The report voices concerns about the cancelation of investment by international oil companies in 2015-2017 when oil prices were low. Many analysts worry about supply after 2020, particularly as declining fields are expected to take production worth “one North Sea” out of the market every year. If shale fails to deliver on its promise, shortages could be severe, given the lack of investment in the pipeline, and internal strife in Venezuela, Libya and Nigeria, and possible geopolitical tension elsewhere. (Venezuela is of particular concern: It has the world’s largest reserves, yet its production has fallen more than 50 percent since 1999 and now stands at 1.6 million bpd.)

Surging shale output is set to make the US the worlds largest oil producer. Look a little more closely into the future, however, and there is a reason all eyes will still be on Saudi Arabia 

Cornelia Meyer

The report highlighted the ramifications of rising US production and exports. That does not mean, however, that the incumbents are any less important. Saudi Arabia and Russia have kept oil markets well supplied over many decades, and both are here to stay as the major exporters. The Kingdom, in particular, will maintain its importance as the swing producer. By 2023, the world will have spare capacity of only 2.2 percent, the bulk of which, 2 million bpd, is located in Saudi Arabia. If the going gets tough after 2020-23, all eyes will be on the Kingdom.
Shale is often hailed as the new swing producer — but it is not. Its production ebbs and flows with the oil price, and shale producers are too entrepreneurial and dispersed to share the burden of ensuring markets are well supplied and edge toward balance. That is not in their DNA. Adequate supply of markets is the very mission of OPEC, whose de facto leader is Saudi Arabia. OPEC has upped the game with the agreement of cooperation between the organization and 10 non -OPEC countries led by Russia. The agreement will hold until the end of this year and its leaders are working hard to craft a framework ensuring cooperation beyond 2018. Given the new entrant on the global scene, cooperation is more important than ever.
The new world order will not displace either Saudi Arabia or Russia. It will, however, redirect trade flows. The first shale boom routed African and Middle East crude eastwards.
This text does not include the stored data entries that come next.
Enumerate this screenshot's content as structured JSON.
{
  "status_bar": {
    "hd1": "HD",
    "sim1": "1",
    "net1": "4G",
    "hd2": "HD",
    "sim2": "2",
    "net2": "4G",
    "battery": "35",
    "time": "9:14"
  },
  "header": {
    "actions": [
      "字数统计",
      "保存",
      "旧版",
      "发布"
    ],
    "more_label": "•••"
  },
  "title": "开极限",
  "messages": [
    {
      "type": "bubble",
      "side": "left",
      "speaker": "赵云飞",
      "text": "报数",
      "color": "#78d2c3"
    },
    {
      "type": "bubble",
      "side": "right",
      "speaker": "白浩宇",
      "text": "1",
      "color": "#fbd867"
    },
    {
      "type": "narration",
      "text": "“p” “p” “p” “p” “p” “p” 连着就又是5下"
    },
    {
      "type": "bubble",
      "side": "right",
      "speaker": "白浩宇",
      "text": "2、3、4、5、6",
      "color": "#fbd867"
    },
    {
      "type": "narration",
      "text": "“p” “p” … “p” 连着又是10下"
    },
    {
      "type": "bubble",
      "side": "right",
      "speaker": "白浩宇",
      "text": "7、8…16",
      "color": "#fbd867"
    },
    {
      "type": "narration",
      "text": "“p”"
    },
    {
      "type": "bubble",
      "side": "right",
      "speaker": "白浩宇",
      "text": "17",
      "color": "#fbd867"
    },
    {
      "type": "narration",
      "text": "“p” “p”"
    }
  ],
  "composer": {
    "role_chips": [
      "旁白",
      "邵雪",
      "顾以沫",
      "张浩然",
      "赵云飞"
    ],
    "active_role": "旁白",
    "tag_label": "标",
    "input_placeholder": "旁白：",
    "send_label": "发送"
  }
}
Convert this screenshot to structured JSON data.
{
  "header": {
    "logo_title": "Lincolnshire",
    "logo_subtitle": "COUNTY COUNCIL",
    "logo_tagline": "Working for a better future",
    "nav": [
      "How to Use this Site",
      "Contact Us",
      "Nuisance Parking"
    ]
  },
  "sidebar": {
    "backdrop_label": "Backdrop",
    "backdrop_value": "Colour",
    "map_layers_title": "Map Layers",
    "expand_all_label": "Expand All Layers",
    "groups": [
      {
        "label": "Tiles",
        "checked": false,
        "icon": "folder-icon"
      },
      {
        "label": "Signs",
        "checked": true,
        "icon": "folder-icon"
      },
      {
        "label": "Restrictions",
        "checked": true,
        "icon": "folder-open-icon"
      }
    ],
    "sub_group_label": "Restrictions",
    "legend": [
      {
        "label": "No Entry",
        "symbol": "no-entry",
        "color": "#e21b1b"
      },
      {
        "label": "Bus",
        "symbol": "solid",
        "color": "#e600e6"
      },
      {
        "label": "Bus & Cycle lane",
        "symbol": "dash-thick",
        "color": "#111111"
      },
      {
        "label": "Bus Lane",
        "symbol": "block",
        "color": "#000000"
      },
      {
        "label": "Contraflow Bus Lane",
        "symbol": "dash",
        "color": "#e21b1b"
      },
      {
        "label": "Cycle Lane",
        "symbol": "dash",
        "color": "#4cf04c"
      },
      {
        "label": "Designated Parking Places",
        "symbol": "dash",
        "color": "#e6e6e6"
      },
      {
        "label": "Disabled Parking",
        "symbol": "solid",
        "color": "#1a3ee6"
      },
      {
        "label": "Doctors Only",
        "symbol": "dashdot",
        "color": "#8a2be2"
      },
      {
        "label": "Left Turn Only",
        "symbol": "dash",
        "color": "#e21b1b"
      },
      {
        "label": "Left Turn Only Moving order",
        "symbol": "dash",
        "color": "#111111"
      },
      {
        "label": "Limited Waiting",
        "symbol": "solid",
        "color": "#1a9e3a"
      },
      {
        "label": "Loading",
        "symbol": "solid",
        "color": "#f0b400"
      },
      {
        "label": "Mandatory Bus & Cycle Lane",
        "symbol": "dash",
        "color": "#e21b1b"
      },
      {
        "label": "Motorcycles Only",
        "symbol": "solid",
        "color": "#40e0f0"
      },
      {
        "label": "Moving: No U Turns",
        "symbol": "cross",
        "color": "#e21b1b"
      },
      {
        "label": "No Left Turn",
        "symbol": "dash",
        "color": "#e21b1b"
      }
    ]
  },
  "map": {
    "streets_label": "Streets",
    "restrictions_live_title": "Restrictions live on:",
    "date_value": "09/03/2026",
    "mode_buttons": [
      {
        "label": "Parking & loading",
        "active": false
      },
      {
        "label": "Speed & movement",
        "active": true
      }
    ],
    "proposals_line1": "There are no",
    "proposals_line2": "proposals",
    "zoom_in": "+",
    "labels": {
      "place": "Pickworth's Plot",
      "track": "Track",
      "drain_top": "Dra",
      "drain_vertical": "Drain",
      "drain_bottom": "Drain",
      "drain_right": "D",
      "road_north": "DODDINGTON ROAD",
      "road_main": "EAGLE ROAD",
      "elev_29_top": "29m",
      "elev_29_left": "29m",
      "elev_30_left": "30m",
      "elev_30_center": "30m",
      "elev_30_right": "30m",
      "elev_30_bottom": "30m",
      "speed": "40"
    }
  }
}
The new boom will result in a further redirection of crude shipments. Expect the Asian markets to be hotly contested. They can accommodate lots of crude as global refining capacity is forecasted to grow 7. 7 million bpd until 2023, most of it in Asia and the Middle East. China and India will make up around 50 percent of global demand growth until then. 
The IEA has given us the tools and numbers to analyze and forecast more adequately — and it is objective. However, we have to bear in mind that it is written from the vantage point of an organization that is part of the OECD.